On Jun 9, 5:42*pm, "Diez B. Roggisch" <de...@nospam.web.dewrote:
Tim Arnold schrieb:
Hi,
I'm writing a command-line interface using optparse. The cli takes
several options with a single action and several parameters to be used
in the resulting worker classes.
I've been passing parameters from optparse to the workers in two ways:
(1) creating a Globals.py module, set parameters once in the cli code
and read it
when needed in the worker class methods. Something like this:
import Globals
class Foo(object):
* * def __init__(self):
* * * * if Globals.debug:
* * * * * * etc
(2) passing a parameter directly to the worker class __init__ method:
class Bar(object):
* * def __init__(self, verbose=False):
* * * * etc
Are those methods the best/only ways to pass these parameters around?
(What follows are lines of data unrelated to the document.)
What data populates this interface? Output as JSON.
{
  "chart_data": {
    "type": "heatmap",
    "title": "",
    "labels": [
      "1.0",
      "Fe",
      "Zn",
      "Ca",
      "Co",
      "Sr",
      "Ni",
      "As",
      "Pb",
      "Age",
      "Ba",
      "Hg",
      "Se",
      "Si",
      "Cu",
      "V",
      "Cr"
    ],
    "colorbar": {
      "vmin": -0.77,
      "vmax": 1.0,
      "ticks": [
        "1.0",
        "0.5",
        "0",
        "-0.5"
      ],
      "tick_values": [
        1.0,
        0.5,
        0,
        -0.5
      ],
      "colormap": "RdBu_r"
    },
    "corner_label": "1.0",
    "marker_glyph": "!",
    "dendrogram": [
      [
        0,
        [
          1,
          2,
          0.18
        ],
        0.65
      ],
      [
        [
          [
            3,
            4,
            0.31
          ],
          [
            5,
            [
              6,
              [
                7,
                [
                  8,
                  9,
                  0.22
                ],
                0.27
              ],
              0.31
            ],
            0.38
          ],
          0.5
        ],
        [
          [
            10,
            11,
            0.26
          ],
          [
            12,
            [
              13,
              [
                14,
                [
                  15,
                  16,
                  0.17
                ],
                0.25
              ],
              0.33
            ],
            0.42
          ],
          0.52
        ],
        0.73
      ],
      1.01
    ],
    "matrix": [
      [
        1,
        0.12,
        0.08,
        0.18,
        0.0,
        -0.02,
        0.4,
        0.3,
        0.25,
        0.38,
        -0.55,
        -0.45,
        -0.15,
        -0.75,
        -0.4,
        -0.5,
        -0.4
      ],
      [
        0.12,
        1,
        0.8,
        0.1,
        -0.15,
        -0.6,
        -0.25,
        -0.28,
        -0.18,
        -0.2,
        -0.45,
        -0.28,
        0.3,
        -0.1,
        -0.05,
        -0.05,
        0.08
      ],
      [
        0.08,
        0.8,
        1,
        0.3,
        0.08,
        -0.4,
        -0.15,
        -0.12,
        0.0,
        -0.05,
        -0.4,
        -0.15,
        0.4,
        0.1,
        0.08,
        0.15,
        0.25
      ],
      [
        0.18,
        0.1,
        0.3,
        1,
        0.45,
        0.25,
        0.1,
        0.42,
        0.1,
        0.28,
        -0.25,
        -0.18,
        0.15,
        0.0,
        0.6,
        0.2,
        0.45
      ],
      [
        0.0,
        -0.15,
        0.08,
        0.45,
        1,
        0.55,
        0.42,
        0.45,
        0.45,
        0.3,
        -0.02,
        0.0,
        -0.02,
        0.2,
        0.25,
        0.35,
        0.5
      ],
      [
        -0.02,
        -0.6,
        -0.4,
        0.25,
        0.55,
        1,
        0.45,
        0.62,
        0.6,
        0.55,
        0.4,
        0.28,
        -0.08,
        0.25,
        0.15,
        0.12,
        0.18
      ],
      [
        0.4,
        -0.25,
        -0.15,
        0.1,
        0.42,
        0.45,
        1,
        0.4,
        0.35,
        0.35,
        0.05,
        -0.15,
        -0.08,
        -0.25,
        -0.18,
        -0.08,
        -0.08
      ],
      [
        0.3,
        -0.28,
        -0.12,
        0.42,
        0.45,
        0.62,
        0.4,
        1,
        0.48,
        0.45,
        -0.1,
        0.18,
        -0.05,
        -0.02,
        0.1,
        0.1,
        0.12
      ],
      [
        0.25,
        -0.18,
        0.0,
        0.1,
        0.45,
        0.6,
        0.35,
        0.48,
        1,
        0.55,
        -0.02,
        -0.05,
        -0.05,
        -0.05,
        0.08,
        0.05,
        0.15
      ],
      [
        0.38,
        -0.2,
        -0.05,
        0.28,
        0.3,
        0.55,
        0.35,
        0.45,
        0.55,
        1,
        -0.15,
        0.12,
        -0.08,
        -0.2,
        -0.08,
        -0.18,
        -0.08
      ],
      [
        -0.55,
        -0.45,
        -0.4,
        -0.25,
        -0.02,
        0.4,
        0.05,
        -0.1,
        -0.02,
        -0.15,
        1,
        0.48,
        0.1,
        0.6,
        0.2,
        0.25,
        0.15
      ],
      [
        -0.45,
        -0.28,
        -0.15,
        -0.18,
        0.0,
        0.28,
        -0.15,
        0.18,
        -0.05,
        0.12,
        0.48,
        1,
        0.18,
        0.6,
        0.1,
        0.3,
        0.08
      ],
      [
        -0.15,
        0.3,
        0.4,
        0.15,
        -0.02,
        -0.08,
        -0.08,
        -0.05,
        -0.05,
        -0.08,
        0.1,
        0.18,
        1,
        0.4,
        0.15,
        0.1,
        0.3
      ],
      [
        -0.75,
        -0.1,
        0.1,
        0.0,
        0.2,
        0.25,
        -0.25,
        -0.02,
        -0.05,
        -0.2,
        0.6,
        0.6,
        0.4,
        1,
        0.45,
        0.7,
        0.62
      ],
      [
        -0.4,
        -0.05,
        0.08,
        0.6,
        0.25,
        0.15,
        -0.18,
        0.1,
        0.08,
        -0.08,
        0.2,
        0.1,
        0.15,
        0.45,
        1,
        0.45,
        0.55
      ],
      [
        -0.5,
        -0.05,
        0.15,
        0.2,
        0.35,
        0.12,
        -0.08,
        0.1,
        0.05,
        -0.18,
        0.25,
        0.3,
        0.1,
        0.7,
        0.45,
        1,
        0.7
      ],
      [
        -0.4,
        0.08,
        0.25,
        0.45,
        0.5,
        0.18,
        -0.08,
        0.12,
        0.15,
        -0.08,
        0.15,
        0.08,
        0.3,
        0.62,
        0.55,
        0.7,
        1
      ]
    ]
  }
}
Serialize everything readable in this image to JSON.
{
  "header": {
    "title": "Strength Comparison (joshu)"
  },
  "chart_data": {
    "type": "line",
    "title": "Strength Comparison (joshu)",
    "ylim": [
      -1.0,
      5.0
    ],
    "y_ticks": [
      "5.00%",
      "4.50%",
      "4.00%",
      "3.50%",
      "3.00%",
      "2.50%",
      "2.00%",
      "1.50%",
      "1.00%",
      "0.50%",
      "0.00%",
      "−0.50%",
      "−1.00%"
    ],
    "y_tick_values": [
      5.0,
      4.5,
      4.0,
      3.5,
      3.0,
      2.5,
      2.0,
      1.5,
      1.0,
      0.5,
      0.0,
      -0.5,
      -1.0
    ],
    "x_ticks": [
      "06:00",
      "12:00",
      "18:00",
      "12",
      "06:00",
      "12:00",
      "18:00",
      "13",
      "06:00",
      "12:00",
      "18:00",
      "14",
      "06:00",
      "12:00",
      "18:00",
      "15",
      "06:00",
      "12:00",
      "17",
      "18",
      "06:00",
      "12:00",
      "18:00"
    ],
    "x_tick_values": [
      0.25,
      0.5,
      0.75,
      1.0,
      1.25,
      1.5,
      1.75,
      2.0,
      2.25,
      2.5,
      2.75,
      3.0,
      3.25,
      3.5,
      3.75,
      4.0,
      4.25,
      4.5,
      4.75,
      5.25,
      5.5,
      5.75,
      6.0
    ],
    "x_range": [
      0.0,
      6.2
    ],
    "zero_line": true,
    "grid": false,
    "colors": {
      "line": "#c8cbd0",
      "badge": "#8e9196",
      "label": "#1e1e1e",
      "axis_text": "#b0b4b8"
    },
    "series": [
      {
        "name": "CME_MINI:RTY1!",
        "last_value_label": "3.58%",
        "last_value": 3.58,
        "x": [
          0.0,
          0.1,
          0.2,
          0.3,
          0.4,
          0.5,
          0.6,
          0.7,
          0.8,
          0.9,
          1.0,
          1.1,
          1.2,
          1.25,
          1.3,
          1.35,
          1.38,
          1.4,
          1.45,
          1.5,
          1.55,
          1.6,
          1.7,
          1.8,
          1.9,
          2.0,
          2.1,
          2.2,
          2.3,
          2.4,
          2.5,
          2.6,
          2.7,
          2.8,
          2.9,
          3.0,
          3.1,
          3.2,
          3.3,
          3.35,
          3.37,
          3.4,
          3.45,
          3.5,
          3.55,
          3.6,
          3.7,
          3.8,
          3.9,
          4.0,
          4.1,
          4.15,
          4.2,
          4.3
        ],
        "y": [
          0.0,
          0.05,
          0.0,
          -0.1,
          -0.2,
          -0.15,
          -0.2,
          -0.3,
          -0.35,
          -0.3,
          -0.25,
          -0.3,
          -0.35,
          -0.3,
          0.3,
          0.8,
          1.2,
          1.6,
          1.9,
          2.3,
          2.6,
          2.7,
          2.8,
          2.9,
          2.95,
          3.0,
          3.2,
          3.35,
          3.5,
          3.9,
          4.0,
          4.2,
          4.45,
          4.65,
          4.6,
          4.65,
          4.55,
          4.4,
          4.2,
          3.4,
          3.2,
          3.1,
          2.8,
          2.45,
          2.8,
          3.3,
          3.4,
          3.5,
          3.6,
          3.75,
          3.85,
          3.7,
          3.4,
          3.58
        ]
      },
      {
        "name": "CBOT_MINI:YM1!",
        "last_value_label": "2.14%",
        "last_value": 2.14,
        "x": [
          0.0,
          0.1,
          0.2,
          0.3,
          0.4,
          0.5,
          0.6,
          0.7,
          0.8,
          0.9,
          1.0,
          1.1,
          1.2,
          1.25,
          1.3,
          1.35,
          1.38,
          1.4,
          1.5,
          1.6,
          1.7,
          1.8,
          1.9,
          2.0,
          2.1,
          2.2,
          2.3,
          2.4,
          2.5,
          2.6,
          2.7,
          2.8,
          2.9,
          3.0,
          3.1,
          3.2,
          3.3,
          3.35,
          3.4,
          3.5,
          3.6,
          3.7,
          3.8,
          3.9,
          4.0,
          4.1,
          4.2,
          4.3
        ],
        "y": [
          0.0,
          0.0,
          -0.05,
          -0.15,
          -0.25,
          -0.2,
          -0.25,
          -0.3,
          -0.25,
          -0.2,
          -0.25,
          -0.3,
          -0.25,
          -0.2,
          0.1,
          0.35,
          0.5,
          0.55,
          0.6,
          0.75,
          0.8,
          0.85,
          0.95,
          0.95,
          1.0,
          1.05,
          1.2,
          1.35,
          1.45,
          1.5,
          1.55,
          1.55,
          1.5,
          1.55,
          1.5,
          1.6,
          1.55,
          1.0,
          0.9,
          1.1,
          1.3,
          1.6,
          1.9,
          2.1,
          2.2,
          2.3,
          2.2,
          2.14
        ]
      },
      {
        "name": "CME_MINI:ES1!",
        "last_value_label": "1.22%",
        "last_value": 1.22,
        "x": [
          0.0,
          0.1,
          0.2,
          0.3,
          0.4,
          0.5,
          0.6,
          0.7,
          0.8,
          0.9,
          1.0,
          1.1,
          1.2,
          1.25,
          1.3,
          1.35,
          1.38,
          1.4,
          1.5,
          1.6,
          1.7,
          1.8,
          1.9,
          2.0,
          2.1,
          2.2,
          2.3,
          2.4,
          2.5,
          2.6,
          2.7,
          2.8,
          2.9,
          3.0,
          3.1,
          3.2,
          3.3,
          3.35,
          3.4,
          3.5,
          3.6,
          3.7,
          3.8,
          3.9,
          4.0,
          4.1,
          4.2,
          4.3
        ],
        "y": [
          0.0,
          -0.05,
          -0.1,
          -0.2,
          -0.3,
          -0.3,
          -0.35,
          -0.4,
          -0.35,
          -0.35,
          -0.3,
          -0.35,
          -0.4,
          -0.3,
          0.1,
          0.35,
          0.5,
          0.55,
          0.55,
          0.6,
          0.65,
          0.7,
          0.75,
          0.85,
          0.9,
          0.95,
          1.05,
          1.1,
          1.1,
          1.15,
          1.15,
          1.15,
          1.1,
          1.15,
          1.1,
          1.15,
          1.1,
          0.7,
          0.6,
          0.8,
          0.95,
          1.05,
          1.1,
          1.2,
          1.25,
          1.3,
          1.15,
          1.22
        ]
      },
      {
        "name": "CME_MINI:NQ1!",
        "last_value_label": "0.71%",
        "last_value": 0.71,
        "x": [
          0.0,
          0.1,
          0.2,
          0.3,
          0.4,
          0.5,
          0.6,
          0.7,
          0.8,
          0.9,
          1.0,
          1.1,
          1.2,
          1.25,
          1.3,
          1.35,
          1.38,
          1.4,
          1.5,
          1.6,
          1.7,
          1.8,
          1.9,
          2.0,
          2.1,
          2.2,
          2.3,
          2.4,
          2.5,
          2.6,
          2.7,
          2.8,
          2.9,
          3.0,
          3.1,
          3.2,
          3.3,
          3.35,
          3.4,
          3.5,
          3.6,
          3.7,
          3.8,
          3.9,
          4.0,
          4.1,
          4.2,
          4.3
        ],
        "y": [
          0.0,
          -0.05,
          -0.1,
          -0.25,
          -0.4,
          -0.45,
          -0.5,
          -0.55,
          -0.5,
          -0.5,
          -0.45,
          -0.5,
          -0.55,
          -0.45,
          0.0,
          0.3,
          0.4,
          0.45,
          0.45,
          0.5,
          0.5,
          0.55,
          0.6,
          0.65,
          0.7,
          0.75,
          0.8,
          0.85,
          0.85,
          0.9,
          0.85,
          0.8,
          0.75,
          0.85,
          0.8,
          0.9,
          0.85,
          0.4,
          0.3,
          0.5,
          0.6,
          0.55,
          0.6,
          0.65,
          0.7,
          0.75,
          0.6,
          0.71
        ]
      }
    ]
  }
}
What's the smart way to do it?
Essentially these are the two ways - and there is not "the" way. Both
approaches are reasonable.
Generally it is better to refuse the temptation to work with global
state - becaues only that ensures that code is de-coupled and more
responsible regarding state.
However there is no need to jump through overly high mounted hoops to
reach that - especially when config-options affect overall program
behaviour, such as verbosity.
So - no clear answer, sorry :)
Diez
Thanks for this info. I'm glad to know my thought process is on the
right track. What if I put all this (optparse, worker classes)
together into a package: I guess then could I have my globals set in
the __init__.py.
Which doesn't buy me that much over just importing Globals.py does it.
I kind-of understand about avoiding globals -- your comment about
coupling helped me understand it more. If I put my often used
functions and some global vars in __init__.py, is that any better than
importing them explicitly from Globals.py?